METHODS: We utilized a mouse model of atherosclerosis based on a high-fat diet and an ox-LDL- induced foam cell model to assess PLXND1 levels and their impact on cell migration. Through western blotting, Transwell assays, and immunofluorescence staining, we explored the potential mechanism by which PLXND1 mediates foam cell motility in atherosclerosis.

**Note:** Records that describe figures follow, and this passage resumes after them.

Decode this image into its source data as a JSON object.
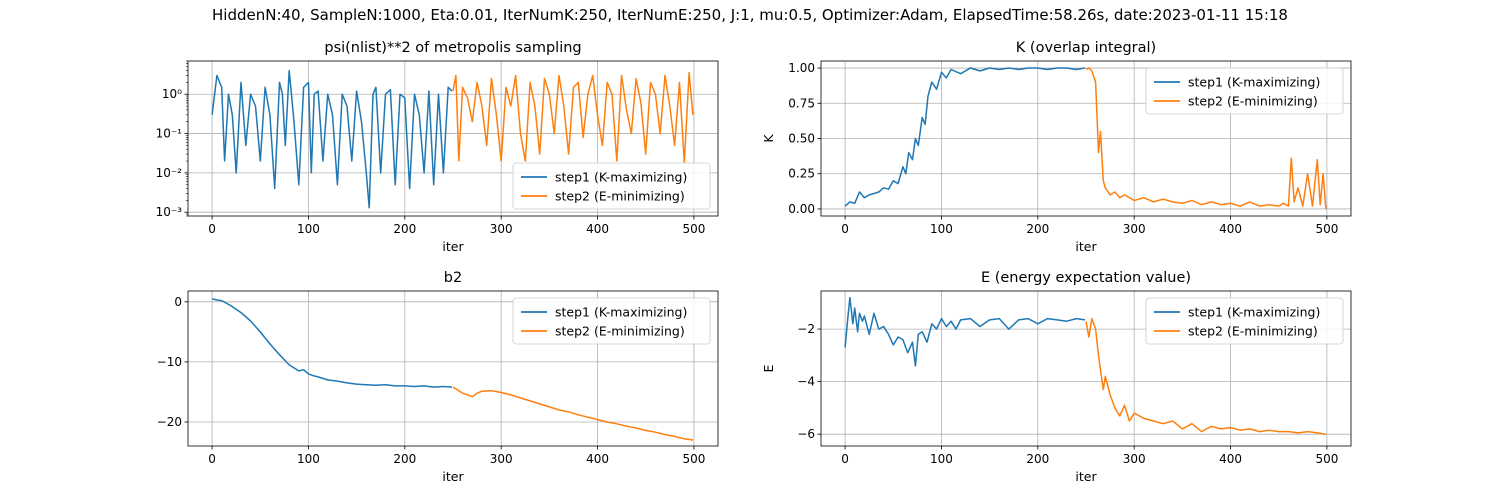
{
  "suptitle": "HiddenN:40, SampleN:1000, Eta:0.01, IterNumK:250, IterNumE:250, J:1, mu:0.5, Optimizer:Adam, ElapsedTime:58.26s, date:2023-01-11  15:18",
  "colors": {
    "step1": "#1f77b4",
    "step2": "#ff7f0e",
    "grid": "#b0b0b0"
  },
  "chart_data": [
    {
      "id": "psi",
      "type": "line",
      "title": "psi(nlist)**2 of metropolis sampling",
      "xlabel": "iter",
      "ylabel": "",
      "yscale": "log",
      "xlim": [
        -25,
        525
      ],
      "ylim": [
        0.0008,
        7
      ],
      "xticks": [
        0,
        100,
        200,
        300,
        400,
        500
      ],
      "yticks": [
        0.001,
        0.01,
        0.1,
        1
      ],
      "yticklabels": [
        "10⁻³",
        "10⁻²",
        "10⁻¹",
        "10⁰"
      ],
      "grid": true,
      "legend": {
        "position": "lower-right",
        "entries": [
          "step1 (K-maximizing)",
          "step2 (E-minimizing)"
        ]
      },
      "series": [
        {
          "name": "step1 (K-maximizing)",
          "x": [
            0,
            5,
            10,
            13,
            17,
            21,
            25,
            30,
            35,
            40,
            45,
            50,
            55,
            60,
            65,
            70,
            73,
            76,
            80,
            85,
            90,
            95,
            100,
            103,
            106,
            110,
            115,
            120,
            125,
            130,
            135,
            140,
            145,
            150,
            155,
            160,
            163,
            167,
            170,
            175,
            180,
            185,
            190,
            195,
            200,
            205,
            210,
            215,
            220,
            225,
            230,
            235,
            240,
            245,
            249
          ],
          "y": [
            0.3,
            3,
            1.5,
            0.02,
            1,
            0.3,
            0.01,
            2,
            0.05,
            1,
            0.5,
            0.02,
            1.5,
            0.3,
            0.004,
            2,
            1,
            0.05,
            4,
            0.2,
            0.005,
            1.5,
            2,
            0.01,
            1,
            1.2,
            0.02,
            1,
            0.3,
            0.005,
            1,
            0.5,
            0.02,
            1.2,
            0.2,
            0.01,
            0.0013,
            1,
            1.5,
            0.01,
            1,
            1.3,
            0.005,
            1,
            0.8,
            0.004,
            1,
            0.3,
            0.01,
            1.2,
            0.005,
            1,
            0.01,
            1.5,
            1.2
          ]
        },
        {
          "name": "step2 (E-minimizing)",
          "x": [
            250,
            253,
            256,
            260,
            265,
            270,
            275,
            280,
            285,
            290,
            295,
            300,
            305,
            310,
            315,
            320,
            325,
            330,
            335,
            340,
            345,
            350,
            355,
            360,
            365,
            370,
            375,
            380,
            385,
            390,
            395,
            400,
            405,
            410,
            415,
            420,
            425,
            430,
            435,
            440,
            445,
            450,
            455,
            460,
            465,
            470,
            475,
            480,
            485,
            490,
            495,
            499
          ],
          "y": [
            1.2,
            3,
            0.02,
            1.5,
            0.8,
            0.2,
            2,
            0.5,
            0.05,
            2.5,
            0.3,
            0.02,
            1.5,
            0.5,
            3,
            0.1,
            0.02,
            2,
            0.5,
            0.03,
            2.5,
            1,
            0.1,
            3,
            0.5,
            0.03,
            1.5,
            2,
            0.08,
            1,
            3,
            0.3,
            0.05,
            2,
            1,
            0.02,
            3,
            0.4,
            0.1,
            2.5,
            0.6,
            0.03,
            2,
            1,
            0.1,
            3,
            0.5,
            0.05,
            2,
            0.018,
            3.5,
            0.3
          ]
        }
      ]
    },
    {
      "id": "K",
      "type": "line",
      "title": "K (overlap integral)",
      "xlabel": "iter",
      "ylabel": "K",
      "yscale": "linear",
      "xlim": [
        -25,
        525
      ],
      "ylim": [
        -0.05,
        1.05
      ],
      "xticks": [
        0,
        100,
        200,
        300,
        400,
        500
      ],
      "yticks": [
        0,
        0.25,
        0.5,
        0.75,
        1.0
      ],
      "yticklabels": [
        "0.00",
        "0.25",
        "0.50",
        "0.75",
        "1.00"
      ],
      "grid": true,
      "legend": {
        "position": "upper-right",
        "entries": [
          "step1 (K-maximizing)",
          "step2 (E-minimizing)"
        ]
      },
      "series": [
        {
          "name": "step1 (K-maximizing)",
          "x": [
            0,
            5,
            10,
            15,
            20,
            25,
            30,
            35,
            40,
            45,
            50,
            55,
            60,
            63,
            66,
            70,
            73,
            76,
            80,
            83,
            86,
            90,
            95,
            100,
            105,
            110,
            120,
            130,
            140,
            150,
            160,
            170,
            180,
            190,
            200,
            210,
            220,
            230,
            240,
            249
          ],
          "y": [
            0.02,
            0.05,
            0.04,
            0.12,
            0.08,
            0.1,
            0.11,
            0.12,
            0.15,
            0.14,
            0.2,
            0.18,
            0.3,
            0.25,
            0.4,
            0.35,
            0.5,
            0.45,
            0.65,
            0.6,
            0.8,
            0.9,
            0.85,
            0.97,
            0.93,
            0.99,
            0.96,
            1.0,
            0.98,
            1.0,
            0.99,
            1.0,
            0.99,
            1.0,
            1.0,
            0.99,
            1.0,
            1.0,
            0.99,
            1.0
          ]
        },
        {
          "name": "step2 (E-minimizing)",
          "x": [
            250,
            253,
            256,
            260,
            263,
            265,
            268,
            270,
            275,
            280,
            285,
            290,
            300,
            310,
            320,
            330,
            340,
            350,
            360,
            370,
            380,
            390,
            400,
            410,
            420,
            430,
            440,
            450,
            455,
            460,
            463,
            466,
            470,
            475,
            480,
            485,
            490,
            493,
            496,
            499
          ],
          "y": [
            0.99,
            1.0,
            0.98,
            0.9,
            0.4,
            0.55,
            0.2,
            0.15,
            0.1,
            0.12,
            0.08,
            0.1,
            0.06,
            0.08,
            0.05,
            0.07,
            0.05,
            0.04,
            0.06,
            0.03,
            0.05,
            0.03,
            0.04,
            0.02,
            0.05,
            0.02,
            0.03,
            0.02,
            0.04,
            0.02,
            0.36,
            0.05,
            0.15,
            0.02,
            0.25,
            0.02,
            0.35,
            0.03,
            0.25,
            0.0
          ]
        }
      ]
    },
    {
      "id": "b2",
      "type": "line",
      "title": "b2",
      "xlabel": "iter",
      "ylabel": "",
      "yscale": "linear",
      "xlim": [
        -25,
        525
      ],
      "ylim": [
        -24,
        1.8
      ],
      "xticks": [
        0,
        100,
        200,
        300,
        400,
        500
      ],
      "yticks": [
        0,
        -10,
        -20
      ],
      "yticklabels": [
        "0",
        "−10",
        "−20"
      ],
      "grid": true,
      "legend": {
        "position": "upper-right",
        "entries": [
          "step1 (K-maximizing)",
          "step2 (E-minimizing)"
        ]
      },
      "series": [
        {
          "name": "step1 (K-maximizing)",
          "x": [
            0,
            5,
            10,
            20,
            30,
            40,
            50,
            60,
            70,
            80,
            85,
            90,
            95,
            100,
            105,
            110,
            120,
            130,
            140,
            150,
            160,
            170,
            180,
            190,
            200,
            210,
            220,
            230,
            240,
            249
          ],
          "y": [
            0.5,
            0.3,
            0.2,
            -0.7,
            -1.8,
            -3.2,
            -5,
            -7,
            -8.8,
            -10.5,
            -11,
            -11.5,
            -11.3,
            -12,
            -12.3,
            -12.5,
            -13,
            -13.2,
            -13.5,
            -13.7,
            -13.8,
            -13.9,
            -13.8,
            -14,
            -14,
            -14.1,
            -14,
            -14.2,
            -14.1,
            -14.2
          ]
        },
        {
          "name": "step2 (E-minimizing)",
          "x": [
            250,
            260,
            270,
            275,
            280,
            290,
            300,
            310,
            320,
            330,
            340,
            350,
            360,
            370,
            380,
            390,
            400,
            410,
            420,
            430,
            440,
            450,
            460,
            470,
            480,
            490,
            499
          ],
          "y": [
            -14.2,
            -15.2,
            -15.8,
            -15.2,
            -14.9,
            -14.8,
            -15.1,
            -15.5,
            -16,
            -16.5,
            -17,
            -17.5,
            -18,
            -18.3,
            -18.8,
            -19.2,
            -19.6,
            -20,
            -20.3,
            -20.7,
            -21,
            -21.4,
            -21.7,
            -22.1,
            -22.4,
            -22.8,
            -23
          ]
        }
      ]
    },
    {
      "id": "E",
      "type": "line",
      "title": "E (energy expectation value)",
      "xlabel": "iter",
      "ylabel": "E",
      "yscale": "linear",
      "xlim": [
        -25,
        525
      ],
      "ylim": [
        -6.45,
        -0.55
      ],
      "xticks": [
        0,
        100,
        200,
        300,
        400,
        500
      ],
      "yticks": [
        -2,
        -4,
        -6
      ],
      "yticklabels": [
        "−2",
        "−4",
        "−6"
      ],
      "grid": true,
      "legend": {
        "position": "upper-right",
        "entries": [
          "step1 (K-maximizing)",
          "step2 (E-minimizing)"
        ]
      },
      "series": [
        {
          "name": "step1 (K-maximizing)",
          "x": [
            0,
            3,
            5,
            8,
            10,
            13,
            15,
            18,
            20,
            25,
            30,
            35,
            40,
            45,
            50,
            55,
            60,
            65,
            70,
            73,
            76,
            80,
            85,
            90,
            95,
            100,
            105,
            110,
            115,
            120,
            130,
            140,
            150,
            160,
            170,
            180,
            190,
            200,
            210,
            220,
            230,
            240,
            249
          ],
          "y": [
            -2.7,
            -1.5,
            -0.8,
            -1.8,
            -1.2,
            -2.1,
            -1.4,
            -1.7,
            -1.5,
            -2.2,
            -1.4,
            -2,
            -1.9,
            -2.2,
            -2.6,
            -2.3,
            -2.4,
            -2.9,
            -2.5,
            -3.4,
            -2.2,
            -2.1,
            -2.5,
            -1.8,
            -2.0,
            -1.6,
            -1.9,
            -1.7,
            -2.0,
            -1.65,
            -1.6,
            -1.9,
            -1.65,
            -1.6,
            -2.0,
            -1.65,
            -1.6,
            -1.8,
            -1.6,
            -1.65,
            -1.7,
            -1.6,
            -1.65
          ]
        },
        {
          "name": "step2 (E-minimizing)",
          "x": [
            250,
            253,
            256,
            260,
            263,
            266,
            268,
            270,
            275,
            280,
            285,
            290,
            295,
            300,
            310,
            320,
            330,
            340,
            350,
            360,
            370,
            380,
            390,
            400,
            410,
            420,
            430,
            440,
            450,
            460,
            470,
            480,
            490,
            499
          ],
          "y": [
            -1.7,
            -2.3,
            -1.6,
            -2.0,
            -3.0,
            -3.8,
            -4.3,
            -3.8,
            -4.5,
            -5.0,
            -5.3,
            -4.9,
            -5.5,
            -5.2,
            -5.4,
            -5.5,
            -5.6,
            -5.5,
            -5.8,
            -5.6,
            -5.9,
            -5.7,
            -5.8,
            -5.75,
            -5.85,
            -5.8,
            -5.9,
            -5.85,
            -5.9,
            -5.9,
            -5.95,
            -5.9,
            -5.95,
            -6.0
          ]
        }
      ]
    }
  ]
}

RESULTS: Our study identifies a critical role for PLXND1 in atherosclerosis plaques and in a low-migration capacity foam cell model induced by ox-LDL. In the aortic sinus plaques of ApoE-/- mice, immunofluorescence staining revealed significant upregulation of PLXND1 and Sema3E, with colocalization in macrophages. In macrophages treated with ox-LDL, increased expression of PLXND1 led to reduced pseudopodia formation and decreased migratory capacity. PLXND1 is involved in regulating macrophage migration by modulating the phosphorylation levels of FAK/Paxillin and downstream CDC42/PAK. Additionally, FAK inhibitors counteract the ox-LDL-induced migration suppression by modulating the phosphorylation states of FAK, Paxillin and their downstream effectors CDC42 and PAK.

CONCLUSION: Our findings indicate that PLXND1 plays a role in regulating macrophage migration by modulating the phosphorylation levels of FAK/Paxillin and downstream CDC42/PAK to promoting atherosclerosis.